Other authors ask why I released a 3rd edition of A Long Trail Rolling.
“Move forward,” they said. “It’s your first novel, get on with the next book!”.
I couldn’t.
This may have been my first book, but it was also the launching pad for my first series. The suboptimal reviews I’ve received (from the first edition) have complained of historical exposition, or history book-type rants about what I loved from my research. As Stephen King says, “Kill your darlings“. To those of you who offered these comments, thank you—it’s helped my writing evolve.
Writing historicals can be an exercise in trying to get out of the research and into putting words down on the page—for me, anyway—but maybe I’m just easily distracted. It’s also my excuse to keep delving deeper into the period in which I’m engaged. I love it, but it’s a bit of an addiction, this research. I can’t seem to get enough, and it will probably remain a compulsion, best kept under control.

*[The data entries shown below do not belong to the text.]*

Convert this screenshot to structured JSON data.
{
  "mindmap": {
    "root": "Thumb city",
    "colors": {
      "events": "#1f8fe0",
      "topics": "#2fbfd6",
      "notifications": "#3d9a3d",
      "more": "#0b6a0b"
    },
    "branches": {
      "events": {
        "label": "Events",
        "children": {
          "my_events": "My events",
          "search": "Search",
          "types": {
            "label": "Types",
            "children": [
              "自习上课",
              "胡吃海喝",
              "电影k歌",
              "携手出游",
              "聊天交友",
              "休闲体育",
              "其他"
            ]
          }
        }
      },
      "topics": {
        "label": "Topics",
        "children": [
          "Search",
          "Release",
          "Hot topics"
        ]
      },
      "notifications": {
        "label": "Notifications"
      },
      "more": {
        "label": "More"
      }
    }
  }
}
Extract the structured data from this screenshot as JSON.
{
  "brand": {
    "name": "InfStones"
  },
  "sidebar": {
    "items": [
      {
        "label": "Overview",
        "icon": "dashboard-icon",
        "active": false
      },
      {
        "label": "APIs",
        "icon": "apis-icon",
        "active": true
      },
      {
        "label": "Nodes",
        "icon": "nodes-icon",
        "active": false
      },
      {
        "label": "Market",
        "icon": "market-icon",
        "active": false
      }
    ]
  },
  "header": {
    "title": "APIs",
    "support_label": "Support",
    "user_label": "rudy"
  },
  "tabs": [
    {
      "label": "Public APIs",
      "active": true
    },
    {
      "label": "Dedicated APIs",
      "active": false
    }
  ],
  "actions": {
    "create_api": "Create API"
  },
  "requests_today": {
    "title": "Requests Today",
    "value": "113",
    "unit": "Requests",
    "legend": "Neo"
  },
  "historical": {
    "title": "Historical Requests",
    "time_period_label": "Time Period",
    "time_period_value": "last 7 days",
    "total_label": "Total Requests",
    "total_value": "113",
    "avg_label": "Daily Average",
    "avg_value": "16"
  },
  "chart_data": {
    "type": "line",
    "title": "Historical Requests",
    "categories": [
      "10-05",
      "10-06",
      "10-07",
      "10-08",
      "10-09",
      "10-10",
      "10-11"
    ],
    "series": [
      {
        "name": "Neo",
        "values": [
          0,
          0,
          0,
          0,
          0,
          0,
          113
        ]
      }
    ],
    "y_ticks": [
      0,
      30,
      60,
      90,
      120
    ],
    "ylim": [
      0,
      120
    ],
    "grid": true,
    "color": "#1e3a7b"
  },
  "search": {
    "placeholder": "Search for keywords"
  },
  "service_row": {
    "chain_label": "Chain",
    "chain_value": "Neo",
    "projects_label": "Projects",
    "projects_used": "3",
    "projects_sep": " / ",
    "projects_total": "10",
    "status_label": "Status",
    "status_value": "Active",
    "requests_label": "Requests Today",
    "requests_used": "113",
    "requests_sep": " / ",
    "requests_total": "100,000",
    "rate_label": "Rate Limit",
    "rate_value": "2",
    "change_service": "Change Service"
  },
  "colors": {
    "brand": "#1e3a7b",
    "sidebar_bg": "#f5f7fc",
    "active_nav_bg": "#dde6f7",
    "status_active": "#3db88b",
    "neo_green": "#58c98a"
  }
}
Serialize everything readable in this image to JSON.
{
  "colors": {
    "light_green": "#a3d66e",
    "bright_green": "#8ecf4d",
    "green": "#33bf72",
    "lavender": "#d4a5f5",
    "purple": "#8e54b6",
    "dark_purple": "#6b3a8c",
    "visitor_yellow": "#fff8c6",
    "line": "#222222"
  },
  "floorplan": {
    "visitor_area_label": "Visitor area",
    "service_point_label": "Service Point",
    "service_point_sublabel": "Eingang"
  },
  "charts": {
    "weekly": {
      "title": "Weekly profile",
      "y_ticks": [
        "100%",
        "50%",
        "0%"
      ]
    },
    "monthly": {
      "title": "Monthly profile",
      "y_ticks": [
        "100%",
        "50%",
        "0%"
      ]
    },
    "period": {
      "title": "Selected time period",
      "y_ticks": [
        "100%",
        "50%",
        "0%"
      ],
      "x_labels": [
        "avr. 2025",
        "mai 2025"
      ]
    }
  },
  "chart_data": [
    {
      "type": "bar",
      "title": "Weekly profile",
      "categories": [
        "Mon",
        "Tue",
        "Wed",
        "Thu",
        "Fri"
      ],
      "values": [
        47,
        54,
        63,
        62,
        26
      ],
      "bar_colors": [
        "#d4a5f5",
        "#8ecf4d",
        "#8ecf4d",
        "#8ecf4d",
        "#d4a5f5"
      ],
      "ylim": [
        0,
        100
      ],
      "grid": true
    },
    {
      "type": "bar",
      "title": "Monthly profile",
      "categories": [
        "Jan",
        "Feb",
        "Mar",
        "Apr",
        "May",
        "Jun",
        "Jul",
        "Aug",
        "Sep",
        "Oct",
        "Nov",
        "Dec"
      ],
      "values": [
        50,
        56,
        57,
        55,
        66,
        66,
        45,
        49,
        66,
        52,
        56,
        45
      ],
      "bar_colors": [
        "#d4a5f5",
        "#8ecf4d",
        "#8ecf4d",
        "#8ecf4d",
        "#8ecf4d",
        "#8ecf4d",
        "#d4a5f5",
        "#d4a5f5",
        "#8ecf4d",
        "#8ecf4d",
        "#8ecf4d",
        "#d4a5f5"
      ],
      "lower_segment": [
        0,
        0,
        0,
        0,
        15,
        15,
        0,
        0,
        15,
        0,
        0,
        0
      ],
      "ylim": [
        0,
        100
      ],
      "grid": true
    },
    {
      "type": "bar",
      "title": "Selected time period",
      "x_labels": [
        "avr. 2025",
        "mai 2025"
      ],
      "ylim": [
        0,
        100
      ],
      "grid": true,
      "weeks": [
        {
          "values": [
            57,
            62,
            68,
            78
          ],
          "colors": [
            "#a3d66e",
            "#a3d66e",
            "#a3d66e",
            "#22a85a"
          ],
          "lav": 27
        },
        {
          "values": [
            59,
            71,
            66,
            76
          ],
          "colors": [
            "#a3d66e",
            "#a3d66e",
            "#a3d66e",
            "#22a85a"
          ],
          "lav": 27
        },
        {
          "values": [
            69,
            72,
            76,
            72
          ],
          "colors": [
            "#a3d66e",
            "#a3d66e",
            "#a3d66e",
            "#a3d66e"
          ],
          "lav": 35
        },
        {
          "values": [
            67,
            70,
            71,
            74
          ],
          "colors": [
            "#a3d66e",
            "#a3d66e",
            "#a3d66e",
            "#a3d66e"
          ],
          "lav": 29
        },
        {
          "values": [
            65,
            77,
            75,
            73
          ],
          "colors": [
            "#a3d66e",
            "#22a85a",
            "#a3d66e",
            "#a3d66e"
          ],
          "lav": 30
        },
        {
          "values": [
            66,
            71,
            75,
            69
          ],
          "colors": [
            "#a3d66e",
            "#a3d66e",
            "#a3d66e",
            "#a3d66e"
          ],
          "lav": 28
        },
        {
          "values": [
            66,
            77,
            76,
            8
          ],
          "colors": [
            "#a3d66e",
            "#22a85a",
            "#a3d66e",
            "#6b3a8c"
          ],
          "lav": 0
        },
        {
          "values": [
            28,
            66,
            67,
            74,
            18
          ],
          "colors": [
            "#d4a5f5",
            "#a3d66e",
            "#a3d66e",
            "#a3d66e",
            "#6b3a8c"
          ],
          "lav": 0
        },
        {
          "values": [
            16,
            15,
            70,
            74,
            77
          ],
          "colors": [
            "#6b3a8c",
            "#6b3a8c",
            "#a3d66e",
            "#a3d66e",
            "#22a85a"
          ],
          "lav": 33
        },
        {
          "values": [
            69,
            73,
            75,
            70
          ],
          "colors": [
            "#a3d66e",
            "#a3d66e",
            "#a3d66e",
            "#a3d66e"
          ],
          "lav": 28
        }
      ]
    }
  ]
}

Maybe we can start a new club. RA—Researchers Anonymous.
Thanks so much for reading, I’ll see you again soon!
xx
Lizzi
About The Author
Lizzi writes about the Old West, Russia and Colonial New Zealand, as well as veterinary fiction and non-fiction—all with a horsey flair.
She grew up riding wild in the Santa Cruz Mountain redwoods, became an equine veterinarian at UC Davis School of Veterinary Medicine, and practiced in the California Pony Express and Gold Country before emigrating to New Zealand.
Lizzi has two wonderful, grown-up boys and an awesome partner in this sea of green. When she’s not writing, she’s swinging a rapier or shooting a bow in medieval garb, riding, driving a carriage or playing on her hobby farm, singing, or working as an equine veterinarian or science teacher. She’s multiply published and awarded in fiction, special interest magazines and veterinary periodicals.
About Her Books
The Long Trails Series comprises a sequence of historical fiction sagas with elements of romantic suspense—and an equestrian twist. It follows my characters from the wilderness of Utah Territory and Russia to the San Francisco Bay Area then on to Colonial New Zealand. The novels, rich in historical detail, follow the adventures of Aleksandra, Xavier, Tatiana, and a few secret others as they travel through the 1860’s.
You can find the entire series here.
Thanks so much for hosting me today, Caroline! It’s an honour to be asked to blog with you!
xx
Lizzi Tremayne
Great article, Lizzy and so true. When research is as much of an interest as writing it can be hard to leave one and move to the other.
Research… It takes us down the strangest paths with info we will never use. Yet we can think we have it all nailed down and then something triggers us to stop and look up a word. Nope, wasn’t used until the 1900’s. Yikes!